They say they are now too scared to walk their youngsters to Bearsden Primary School.
The Parent Council at the school told the Herald they have been pressing East Dunbartonshire Council for the past three years to make the area at Thorn Road, Thorn Drive and Manse Road safe.
The Parent Council spoke out after a two-vehicle accident near the school on Monday, September 21.
Stuart Dickson, of the parent council, said: “The Parent Council has been trying to engage with the council for around three years relating to speeding on Thorn Road, Thorn Drive and Manse Road, as well as the design of Manse Road itself.
“They put in speed monitors on Thorn Drive which is in a ‘20s plenty’ zone and recorded speeds of up to 55mph.
“However, because the average speed recorded was 28mph and the legal limit is 30mph, they said there was no issue.”
He added: “It is a very dangerous road with blind corners, crests and high hedges, and children from three schools use it.
“We also had council officers out to look at issues of road safety around the school last November, especially the design of the Manse Road/Drymen Road junction and the kink on Manse Road where children cross.
“They agreed to do a series of improvements, however nothing has happened.
“We have had two fatal car crashes in Bearsden in the past year, and now this latest incident just 100 metres from the school gates.

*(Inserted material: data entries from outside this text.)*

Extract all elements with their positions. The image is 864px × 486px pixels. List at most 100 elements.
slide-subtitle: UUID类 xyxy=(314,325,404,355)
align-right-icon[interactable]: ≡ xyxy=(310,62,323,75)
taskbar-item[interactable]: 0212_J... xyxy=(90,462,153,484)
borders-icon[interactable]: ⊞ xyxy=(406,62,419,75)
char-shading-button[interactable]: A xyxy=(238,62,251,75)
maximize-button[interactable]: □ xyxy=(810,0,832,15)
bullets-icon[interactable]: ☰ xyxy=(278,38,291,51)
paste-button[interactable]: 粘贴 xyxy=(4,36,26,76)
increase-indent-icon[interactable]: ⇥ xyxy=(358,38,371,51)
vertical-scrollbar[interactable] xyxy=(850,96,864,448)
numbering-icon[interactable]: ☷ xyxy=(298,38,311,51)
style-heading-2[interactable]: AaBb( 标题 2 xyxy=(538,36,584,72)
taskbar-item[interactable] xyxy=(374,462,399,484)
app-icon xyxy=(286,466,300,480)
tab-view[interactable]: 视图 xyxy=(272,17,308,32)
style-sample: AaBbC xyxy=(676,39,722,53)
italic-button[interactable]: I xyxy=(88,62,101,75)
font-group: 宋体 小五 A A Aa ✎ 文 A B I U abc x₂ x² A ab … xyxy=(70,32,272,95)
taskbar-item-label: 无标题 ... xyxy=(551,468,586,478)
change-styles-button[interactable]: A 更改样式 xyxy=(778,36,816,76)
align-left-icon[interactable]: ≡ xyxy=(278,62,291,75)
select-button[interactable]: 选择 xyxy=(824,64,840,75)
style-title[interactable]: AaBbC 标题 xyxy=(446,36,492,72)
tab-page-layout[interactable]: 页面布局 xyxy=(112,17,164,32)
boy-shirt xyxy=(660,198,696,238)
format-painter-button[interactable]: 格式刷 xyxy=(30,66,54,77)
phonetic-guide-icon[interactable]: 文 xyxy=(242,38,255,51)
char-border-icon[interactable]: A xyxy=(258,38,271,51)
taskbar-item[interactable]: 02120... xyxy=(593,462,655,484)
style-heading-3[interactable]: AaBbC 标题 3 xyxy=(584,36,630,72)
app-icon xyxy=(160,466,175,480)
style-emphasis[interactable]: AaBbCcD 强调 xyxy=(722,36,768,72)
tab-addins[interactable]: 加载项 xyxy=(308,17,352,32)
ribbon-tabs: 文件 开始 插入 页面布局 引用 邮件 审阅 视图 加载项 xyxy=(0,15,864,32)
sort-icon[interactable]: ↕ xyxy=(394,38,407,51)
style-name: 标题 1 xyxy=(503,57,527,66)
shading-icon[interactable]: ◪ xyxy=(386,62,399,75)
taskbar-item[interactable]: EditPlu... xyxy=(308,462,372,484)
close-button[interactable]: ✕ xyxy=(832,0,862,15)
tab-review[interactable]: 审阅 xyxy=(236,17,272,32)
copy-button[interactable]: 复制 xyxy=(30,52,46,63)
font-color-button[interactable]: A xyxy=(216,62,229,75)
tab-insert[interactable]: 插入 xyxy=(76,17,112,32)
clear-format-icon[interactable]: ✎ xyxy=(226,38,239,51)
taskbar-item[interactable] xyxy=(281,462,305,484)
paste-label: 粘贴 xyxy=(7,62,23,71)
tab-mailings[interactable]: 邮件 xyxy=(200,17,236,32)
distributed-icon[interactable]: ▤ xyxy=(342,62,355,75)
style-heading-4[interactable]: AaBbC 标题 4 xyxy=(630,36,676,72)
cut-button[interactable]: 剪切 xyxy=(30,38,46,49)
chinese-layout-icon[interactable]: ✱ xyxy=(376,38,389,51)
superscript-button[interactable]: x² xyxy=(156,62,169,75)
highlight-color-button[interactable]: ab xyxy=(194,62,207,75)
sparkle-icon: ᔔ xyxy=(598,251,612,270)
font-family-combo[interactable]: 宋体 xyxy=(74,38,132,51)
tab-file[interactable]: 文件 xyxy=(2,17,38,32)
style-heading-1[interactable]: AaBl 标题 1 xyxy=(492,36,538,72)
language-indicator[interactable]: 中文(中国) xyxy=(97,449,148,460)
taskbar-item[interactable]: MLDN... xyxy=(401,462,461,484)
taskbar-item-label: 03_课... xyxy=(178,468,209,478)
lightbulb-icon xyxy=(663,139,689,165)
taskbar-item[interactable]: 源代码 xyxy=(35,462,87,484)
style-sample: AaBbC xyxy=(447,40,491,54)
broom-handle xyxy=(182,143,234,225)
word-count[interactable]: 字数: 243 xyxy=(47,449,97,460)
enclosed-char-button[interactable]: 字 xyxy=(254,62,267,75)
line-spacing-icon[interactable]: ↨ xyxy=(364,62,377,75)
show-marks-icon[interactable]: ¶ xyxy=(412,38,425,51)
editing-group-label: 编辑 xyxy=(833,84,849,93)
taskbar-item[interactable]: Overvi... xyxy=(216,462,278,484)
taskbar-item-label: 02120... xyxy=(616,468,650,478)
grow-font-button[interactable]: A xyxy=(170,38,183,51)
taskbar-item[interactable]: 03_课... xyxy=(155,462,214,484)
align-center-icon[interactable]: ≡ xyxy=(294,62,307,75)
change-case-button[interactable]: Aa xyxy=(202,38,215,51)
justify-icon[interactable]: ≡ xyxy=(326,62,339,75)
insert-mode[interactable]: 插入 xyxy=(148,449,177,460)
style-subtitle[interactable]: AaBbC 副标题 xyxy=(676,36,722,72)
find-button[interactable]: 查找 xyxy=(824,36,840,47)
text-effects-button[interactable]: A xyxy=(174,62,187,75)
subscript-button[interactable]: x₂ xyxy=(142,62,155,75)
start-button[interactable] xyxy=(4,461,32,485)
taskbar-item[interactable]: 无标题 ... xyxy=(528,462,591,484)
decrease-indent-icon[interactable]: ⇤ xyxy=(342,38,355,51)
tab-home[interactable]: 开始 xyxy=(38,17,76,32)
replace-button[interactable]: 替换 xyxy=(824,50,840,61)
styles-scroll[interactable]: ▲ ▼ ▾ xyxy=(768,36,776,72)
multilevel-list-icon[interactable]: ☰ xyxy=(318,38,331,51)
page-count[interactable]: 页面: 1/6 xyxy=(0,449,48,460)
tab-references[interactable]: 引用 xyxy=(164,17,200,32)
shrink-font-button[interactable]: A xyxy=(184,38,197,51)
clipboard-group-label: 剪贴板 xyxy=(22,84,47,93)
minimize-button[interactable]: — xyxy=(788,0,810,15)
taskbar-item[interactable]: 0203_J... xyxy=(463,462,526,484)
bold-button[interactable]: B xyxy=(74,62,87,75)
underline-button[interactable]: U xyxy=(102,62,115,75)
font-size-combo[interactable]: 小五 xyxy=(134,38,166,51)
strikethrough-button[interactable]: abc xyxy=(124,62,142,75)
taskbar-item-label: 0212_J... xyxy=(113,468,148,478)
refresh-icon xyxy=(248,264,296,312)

“Parents keep telling the Parent Council they are scared to walk their kids to school. It feels like the council do not take road safety seriously.”
In response to the fears expressed by parents, Thomas Glen, Depute Chief Executive - Place, Neighbourhood & Corporate Assets, said: “The council takes concerns about road safety extremely seriously.
“Our officers engage with schools, children and parents on the importance of road safety and we have regular meetings with the police about any areas of concern.
“Following our meeting on site with the parent council late last year we agreed to carry out works and I can confirm that these are still planned.
“There are a number of factors that are taken into account to decide how traffic calming is prioritised.
“These include traffic volume, speed flow, accident history, road lay out including forward visibility, use by larger vehicles including buses, pedestrian activity and the presence of facilities that attract extra traffic such as schools, leisure centres, health centres, places of worship and public halls.
“While speeding is a matter for police enforcement, we would always encourage motorists to observe speed limits and drive with due care and attention.
“Anyone who witnesses incidents of careless or dangerous driving should contact Police Scotland.”
A woman (58) has been charged with alleged road traffic offences after the accident on Thorn Road last week.